I don't know what I'm looking for in the old barn. One corner is a bicycle graveyard, so international with its Olmo and Fuji road bikes from the late 80's, so heartbreaking to see cannibalized children's first two-wheelers, Batman stickers and training wheels, still half-hanging on, as if a father could freeze frame that Christmas Eve he spent assembling his son's first bike, or a sparkling pink Barbie 16-inch-wheeler with glitter-seat, a daughter's name Sarah in gold, faded handlebar streamers in pink and purple. This is a place of worship, a time machine from war to peace to life to war again.


I enter it only with my ten-year-old grandson, who does not question my choice of a slightly chipped KRAFT-BLUE Homer Laughlin 1930's creamer, nor my fascination with a rusty 525M Perfection Kerosene heater, or a book in German, copyright 1933, inscribed "Dir liebe Rosa, Ostern 1942, Tante Lena". I also enter it with my son-in-law, whose parents found each other somewhere in Canada after harrowing escapes from Hitler's brainwashing. In order to take the kerosene heater for my rust garden, I politely turn down the offer of a stainless steel bedpan cleaner which still works, but take parts of the cow-milking machine with the half promise I will care for it. Mostly, I go to this barn of memories alone.

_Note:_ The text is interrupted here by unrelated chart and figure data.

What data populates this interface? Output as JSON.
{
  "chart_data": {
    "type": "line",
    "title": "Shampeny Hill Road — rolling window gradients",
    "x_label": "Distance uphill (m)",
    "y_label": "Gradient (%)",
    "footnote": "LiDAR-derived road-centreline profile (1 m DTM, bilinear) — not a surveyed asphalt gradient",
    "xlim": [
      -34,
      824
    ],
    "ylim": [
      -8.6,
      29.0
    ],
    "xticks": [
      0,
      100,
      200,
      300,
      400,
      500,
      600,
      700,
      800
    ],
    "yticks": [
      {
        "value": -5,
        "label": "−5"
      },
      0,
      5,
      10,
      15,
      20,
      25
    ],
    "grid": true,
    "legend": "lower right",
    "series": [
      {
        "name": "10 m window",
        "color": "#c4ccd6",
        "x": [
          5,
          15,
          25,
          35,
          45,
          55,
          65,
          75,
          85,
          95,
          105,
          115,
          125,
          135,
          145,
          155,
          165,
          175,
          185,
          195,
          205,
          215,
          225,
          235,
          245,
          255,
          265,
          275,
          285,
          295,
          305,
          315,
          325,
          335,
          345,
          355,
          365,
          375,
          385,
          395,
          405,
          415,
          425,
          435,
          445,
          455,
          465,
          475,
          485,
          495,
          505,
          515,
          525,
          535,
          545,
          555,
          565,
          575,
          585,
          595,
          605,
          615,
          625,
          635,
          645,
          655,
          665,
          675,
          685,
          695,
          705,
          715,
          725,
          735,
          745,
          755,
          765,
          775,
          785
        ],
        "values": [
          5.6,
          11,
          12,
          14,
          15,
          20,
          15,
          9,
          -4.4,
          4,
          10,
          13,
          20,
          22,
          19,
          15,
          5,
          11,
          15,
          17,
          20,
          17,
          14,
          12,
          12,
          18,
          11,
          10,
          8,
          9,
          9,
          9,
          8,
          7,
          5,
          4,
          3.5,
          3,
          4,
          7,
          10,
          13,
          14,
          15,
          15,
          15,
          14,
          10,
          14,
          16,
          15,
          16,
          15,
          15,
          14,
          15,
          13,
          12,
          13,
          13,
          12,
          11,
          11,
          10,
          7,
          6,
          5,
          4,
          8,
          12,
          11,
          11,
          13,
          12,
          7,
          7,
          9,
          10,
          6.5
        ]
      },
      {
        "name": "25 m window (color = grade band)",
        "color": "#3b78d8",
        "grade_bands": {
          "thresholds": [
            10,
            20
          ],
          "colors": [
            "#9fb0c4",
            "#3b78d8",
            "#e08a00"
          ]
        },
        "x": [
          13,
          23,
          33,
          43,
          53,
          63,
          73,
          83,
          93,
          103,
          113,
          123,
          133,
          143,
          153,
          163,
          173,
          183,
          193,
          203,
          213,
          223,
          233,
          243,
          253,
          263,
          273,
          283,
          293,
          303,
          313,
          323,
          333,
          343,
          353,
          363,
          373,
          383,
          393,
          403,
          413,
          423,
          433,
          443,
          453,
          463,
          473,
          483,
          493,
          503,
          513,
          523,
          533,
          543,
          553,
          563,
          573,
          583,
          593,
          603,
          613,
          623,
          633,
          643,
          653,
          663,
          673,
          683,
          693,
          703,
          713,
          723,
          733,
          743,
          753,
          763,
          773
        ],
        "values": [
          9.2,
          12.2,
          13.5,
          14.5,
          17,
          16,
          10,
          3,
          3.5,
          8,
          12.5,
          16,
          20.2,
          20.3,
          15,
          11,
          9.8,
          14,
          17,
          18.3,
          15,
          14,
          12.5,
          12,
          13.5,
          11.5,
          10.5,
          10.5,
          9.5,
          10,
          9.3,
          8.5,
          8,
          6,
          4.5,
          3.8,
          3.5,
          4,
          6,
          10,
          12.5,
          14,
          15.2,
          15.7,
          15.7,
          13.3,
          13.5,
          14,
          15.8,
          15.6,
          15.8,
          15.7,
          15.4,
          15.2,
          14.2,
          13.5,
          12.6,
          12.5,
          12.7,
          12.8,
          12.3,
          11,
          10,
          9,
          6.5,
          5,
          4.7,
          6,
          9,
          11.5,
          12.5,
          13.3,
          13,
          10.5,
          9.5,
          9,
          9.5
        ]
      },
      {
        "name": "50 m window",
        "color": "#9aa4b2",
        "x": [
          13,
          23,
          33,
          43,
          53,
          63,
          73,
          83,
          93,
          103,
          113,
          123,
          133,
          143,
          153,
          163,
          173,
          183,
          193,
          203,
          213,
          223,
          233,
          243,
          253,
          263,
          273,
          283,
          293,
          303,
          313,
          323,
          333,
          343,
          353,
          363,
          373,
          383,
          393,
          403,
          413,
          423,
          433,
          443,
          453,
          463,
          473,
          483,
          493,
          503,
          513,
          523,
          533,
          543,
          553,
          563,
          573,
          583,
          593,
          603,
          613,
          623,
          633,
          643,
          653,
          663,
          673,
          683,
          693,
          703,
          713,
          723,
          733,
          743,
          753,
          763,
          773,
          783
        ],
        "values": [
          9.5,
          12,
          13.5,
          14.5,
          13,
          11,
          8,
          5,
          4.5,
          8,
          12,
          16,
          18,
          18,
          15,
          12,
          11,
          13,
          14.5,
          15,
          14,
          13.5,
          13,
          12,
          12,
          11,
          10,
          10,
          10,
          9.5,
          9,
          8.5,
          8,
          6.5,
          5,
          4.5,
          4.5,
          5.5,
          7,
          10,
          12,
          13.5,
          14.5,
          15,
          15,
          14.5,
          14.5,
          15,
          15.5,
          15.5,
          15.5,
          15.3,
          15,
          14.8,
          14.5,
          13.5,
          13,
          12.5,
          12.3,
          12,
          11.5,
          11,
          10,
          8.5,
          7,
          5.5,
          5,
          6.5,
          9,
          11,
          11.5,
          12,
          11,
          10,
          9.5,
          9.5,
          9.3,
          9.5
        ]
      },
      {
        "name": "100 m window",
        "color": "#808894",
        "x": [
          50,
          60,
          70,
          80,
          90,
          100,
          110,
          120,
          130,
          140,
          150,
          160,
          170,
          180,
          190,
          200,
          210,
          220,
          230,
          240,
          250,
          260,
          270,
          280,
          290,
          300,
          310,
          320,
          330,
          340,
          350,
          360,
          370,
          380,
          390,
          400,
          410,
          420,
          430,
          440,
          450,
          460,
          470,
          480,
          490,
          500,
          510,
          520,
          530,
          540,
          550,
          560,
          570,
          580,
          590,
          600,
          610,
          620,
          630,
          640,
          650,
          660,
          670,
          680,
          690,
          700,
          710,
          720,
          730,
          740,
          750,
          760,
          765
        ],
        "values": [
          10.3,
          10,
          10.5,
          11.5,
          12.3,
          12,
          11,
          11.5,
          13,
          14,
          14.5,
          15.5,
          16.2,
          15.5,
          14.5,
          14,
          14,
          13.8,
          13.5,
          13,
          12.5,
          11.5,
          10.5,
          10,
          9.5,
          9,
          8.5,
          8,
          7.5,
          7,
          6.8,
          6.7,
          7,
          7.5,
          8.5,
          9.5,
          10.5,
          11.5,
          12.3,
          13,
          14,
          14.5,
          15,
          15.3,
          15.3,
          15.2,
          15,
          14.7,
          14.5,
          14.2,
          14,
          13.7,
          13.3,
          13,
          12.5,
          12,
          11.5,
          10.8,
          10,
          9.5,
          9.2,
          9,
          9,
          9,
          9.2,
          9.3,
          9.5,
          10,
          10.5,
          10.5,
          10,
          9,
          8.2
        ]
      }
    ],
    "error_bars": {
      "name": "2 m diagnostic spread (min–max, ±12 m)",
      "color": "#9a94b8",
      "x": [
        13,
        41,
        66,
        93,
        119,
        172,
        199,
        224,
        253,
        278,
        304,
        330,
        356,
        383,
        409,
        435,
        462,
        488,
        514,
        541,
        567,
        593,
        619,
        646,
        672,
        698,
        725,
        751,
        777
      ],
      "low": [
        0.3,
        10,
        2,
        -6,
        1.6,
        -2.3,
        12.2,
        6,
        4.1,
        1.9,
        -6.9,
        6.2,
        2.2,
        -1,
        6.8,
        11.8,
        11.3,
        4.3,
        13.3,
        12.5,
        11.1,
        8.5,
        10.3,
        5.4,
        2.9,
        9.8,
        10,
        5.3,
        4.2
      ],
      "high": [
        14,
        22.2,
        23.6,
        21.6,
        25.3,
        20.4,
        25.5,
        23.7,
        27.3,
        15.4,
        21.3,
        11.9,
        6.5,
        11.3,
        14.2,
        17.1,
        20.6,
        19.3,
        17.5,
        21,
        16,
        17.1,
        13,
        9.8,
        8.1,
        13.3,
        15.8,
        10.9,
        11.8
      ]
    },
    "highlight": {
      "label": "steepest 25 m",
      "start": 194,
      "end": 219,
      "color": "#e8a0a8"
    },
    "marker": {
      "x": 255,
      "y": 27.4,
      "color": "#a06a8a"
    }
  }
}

All of this is symbolic, on some level. I learned how to milk cows using this device from my son-in-law's father. I learned how to shoulder cows at 17, in my patched and metal-studded bell bottomed blue jeans, my yellow shirt with a large star on the front, bra-less, and wearing construction worker boots that eventually smelled to high German heaven. One requirement of living and working there was that I attend church, which at the time was unheated and everything was said, read, and sung in German. I was there when my son-in-law was not baptized, but dedicated to the Lord. Little did any of us know what time would bring, as he screamed in his mother's arms.


Coming from a Roman Catholic background, I was accustomed to church attendance not making much sense, although I can still recite most prayers and congregational responses in Latin. And oddly, it was I who insisted my father be buried holding his altar boy prayer book, so Latin-tattered and small in his large, dead hands. In his mathematician's mind, Latin made sense, as did Gaelic from his parents, and Japanese from his World War II counter-intelligence training.


Today I will go back to the barn again, as a grandmother, my ten-year-old accomplice off for a hockey weekend, my daughter and her husband with him. My sons will accompany me and I will sneak off to the barn alone, bringing back not only relics from my past but carefully chosen items from the accumulation of unwanted memories, boxes of rust, carefully sorted and saved because not that long ago so much was lost. So much was lost.